Fitch declassa Bayer rivedendo al ribasso il rating del titolo a BBB+ e con outlook, l’andamento a medio-lungo termine, negativo. A pesare sul giudizio “i maggiori rischi proveniente dal contenzioso sul glifosato” rappresentato dalle circa 13.400 cause intentate negli Usa per richiedere danni legati all’uso del RoundUp, l’erbicida più usato al mondo, acquisito per effetto della fusione con Monsanto. Tre verdetti hanno già condannato a riscarcimenti milionari il gruppo tedesco perché è stato accertato il nesso causale tra esposizione al glifosato, ritenuto probabile cancerogeno dalla Iarc dell’Oms, e l’insorgenza di patologie tumorali.

Il dibattito sulla sicurezza del glifosato e i pronunciamenti delle corti statunitense hanno già provocato un crollo nei mesi scorsi del titolo Bayer in Borsa. Ora una nuova tegola si abbatte sul gruppo tedesco.
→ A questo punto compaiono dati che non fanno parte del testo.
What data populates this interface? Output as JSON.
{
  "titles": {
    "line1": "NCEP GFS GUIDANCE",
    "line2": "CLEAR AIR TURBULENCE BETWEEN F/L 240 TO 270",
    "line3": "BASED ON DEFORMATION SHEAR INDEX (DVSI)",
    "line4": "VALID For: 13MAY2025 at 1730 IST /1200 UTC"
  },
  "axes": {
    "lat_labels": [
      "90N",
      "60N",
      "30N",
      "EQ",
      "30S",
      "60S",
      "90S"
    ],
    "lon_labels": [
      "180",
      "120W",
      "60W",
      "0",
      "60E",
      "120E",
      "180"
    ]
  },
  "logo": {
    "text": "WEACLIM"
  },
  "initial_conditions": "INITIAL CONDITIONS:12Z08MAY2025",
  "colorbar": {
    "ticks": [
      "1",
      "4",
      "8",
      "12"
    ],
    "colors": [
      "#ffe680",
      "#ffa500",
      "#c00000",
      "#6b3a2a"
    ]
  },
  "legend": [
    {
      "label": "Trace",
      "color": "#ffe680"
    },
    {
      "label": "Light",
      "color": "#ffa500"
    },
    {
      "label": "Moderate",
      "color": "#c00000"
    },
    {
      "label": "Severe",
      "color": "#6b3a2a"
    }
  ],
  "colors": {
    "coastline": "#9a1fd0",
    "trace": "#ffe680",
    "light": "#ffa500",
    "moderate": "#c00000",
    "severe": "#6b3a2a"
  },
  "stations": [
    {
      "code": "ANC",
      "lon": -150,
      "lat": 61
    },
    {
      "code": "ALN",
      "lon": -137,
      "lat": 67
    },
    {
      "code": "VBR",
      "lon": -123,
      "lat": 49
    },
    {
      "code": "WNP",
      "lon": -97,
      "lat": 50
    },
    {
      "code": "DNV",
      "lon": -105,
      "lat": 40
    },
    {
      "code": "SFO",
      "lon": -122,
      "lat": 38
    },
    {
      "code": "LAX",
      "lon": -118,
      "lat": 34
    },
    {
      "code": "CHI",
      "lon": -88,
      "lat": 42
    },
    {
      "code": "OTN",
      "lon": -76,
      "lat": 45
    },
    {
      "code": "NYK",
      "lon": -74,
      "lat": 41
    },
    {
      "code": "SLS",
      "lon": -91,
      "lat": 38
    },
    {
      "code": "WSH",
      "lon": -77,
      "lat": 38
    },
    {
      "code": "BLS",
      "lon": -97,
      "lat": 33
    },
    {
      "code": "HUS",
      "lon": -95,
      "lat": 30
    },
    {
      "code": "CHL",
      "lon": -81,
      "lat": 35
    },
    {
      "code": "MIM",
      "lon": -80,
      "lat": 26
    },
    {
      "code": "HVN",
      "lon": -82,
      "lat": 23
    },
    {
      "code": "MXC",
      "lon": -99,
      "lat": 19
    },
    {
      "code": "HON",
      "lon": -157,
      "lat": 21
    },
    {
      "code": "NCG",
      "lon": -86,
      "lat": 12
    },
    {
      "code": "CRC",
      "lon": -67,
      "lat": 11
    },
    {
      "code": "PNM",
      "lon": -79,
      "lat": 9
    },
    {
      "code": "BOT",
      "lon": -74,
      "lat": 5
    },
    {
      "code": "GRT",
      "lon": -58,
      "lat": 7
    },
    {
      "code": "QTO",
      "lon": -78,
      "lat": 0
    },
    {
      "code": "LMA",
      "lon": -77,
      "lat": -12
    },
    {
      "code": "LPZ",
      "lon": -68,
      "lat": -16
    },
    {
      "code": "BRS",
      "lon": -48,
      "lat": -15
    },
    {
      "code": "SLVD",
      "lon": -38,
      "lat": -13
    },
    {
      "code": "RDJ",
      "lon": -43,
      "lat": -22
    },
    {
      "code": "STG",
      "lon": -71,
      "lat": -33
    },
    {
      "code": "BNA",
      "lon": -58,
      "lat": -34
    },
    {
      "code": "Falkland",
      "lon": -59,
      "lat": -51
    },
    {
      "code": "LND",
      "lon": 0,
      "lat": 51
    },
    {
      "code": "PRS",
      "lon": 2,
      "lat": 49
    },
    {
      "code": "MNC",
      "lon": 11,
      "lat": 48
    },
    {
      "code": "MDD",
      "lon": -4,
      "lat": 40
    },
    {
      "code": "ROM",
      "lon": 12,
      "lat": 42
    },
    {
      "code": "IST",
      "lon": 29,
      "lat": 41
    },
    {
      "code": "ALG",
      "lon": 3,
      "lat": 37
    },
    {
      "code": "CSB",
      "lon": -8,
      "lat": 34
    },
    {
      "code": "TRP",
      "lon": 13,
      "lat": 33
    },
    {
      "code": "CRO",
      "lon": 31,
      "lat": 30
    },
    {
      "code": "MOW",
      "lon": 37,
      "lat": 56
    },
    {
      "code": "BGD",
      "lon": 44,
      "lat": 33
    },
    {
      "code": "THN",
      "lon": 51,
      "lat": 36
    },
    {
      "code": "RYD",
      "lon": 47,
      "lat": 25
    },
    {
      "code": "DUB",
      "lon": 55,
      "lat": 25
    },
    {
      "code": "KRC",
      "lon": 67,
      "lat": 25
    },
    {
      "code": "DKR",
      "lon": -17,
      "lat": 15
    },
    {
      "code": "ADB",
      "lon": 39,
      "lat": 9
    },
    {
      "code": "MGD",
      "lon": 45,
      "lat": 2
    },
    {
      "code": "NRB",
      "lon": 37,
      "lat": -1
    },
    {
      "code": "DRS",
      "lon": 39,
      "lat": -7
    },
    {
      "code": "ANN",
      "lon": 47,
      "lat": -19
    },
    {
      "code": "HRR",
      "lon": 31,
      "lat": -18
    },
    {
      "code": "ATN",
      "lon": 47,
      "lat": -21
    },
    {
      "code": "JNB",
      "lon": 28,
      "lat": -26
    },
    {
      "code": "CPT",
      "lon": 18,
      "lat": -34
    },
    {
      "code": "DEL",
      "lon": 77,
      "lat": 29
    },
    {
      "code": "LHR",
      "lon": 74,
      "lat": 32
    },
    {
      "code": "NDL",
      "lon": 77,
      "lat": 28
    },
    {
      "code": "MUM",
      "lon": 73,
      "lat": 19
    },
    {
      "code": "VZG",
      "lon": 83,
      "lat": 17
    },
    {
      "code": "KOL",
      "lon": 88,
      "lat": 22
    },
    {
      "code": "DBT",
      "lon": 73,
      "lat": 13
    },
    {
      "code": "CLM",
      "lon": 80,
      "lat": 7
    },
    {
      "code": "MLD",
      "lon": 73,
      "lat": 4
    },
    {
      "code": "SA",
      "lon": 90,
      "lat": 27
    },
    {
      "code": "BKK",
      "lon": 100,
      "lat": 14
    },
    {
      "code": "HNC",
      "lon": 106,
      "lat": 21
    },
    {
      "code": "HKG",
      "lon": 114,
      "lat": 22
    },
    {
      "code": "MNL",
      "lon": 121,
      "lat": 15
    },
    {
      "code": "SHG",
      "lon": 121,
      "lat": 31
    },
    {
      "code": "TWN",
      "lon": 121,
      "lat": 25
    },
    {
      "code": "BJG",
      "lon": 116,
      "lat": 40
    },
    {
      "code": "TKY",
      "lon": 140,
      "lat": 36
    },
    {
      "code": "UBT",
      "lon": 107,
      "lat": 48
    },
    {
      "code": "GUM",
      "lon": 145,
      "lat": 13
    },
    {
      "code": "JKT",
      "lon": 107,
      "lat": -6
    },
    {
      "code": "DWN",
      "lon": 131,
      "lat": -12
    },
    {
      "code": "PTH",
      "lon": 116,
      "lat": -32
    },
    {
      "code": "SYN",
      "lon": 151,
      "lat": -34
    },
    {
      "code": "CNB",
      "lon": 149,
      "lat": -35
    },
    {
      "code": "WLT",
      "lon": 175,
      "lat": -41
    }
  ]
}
“L‘Outlook negativo – scrive Fitch – riflette i maggiori rischi derivanti dal contenzioso sul glifosato. Bayer ha ereditato importanti responsabilità legali dalla Monsanto” chiamata in causa “in oltre 13.400 richieste di riscarcimenti personali correlate al l’uso del glifosato”.

Oltre al contezioso legale pesa su Bayer anche il danno reputazionale. “Stimiamo – scrivono gli analisti – che gli erbicidi a base di glifosato rappresentino poco più del 5% delle vendite e dei profitti di Bayer. Riteniamo che vi sia un rischio moderato che il dibattito in corso sulla sicurezza del glifosato e sul contenzioso possa influenzare tali vendite nel tempo”. Tuttavia, aggiungono: “È possibile un progressivo declino nel suo utilizzo a medio termine (del glifosato, ndr), che potrebbe ulteriormente incidere” sull’azienda “in quanto uno dei vantaggi competitivi di molti dei suoi semi e tratti è la sua resistenza al glifosato”. Infine “non escludiamo possibili danni reputazionali a lungo termine per il gruppo Bayer”. 

E mentre l’Austria ha deciso di mettere al bando definitivamente l’uso del glifosato e altri paesi Ue stanno valutando misure analoghe, Bayer ha messo già avanti le mani annunciando a metà giugno con il Ceo Werner Baumann “che investirà 5 miliardi di euro nei prossimi dieci anni nello sviluppo di diserbanti alternativi al glifosato“.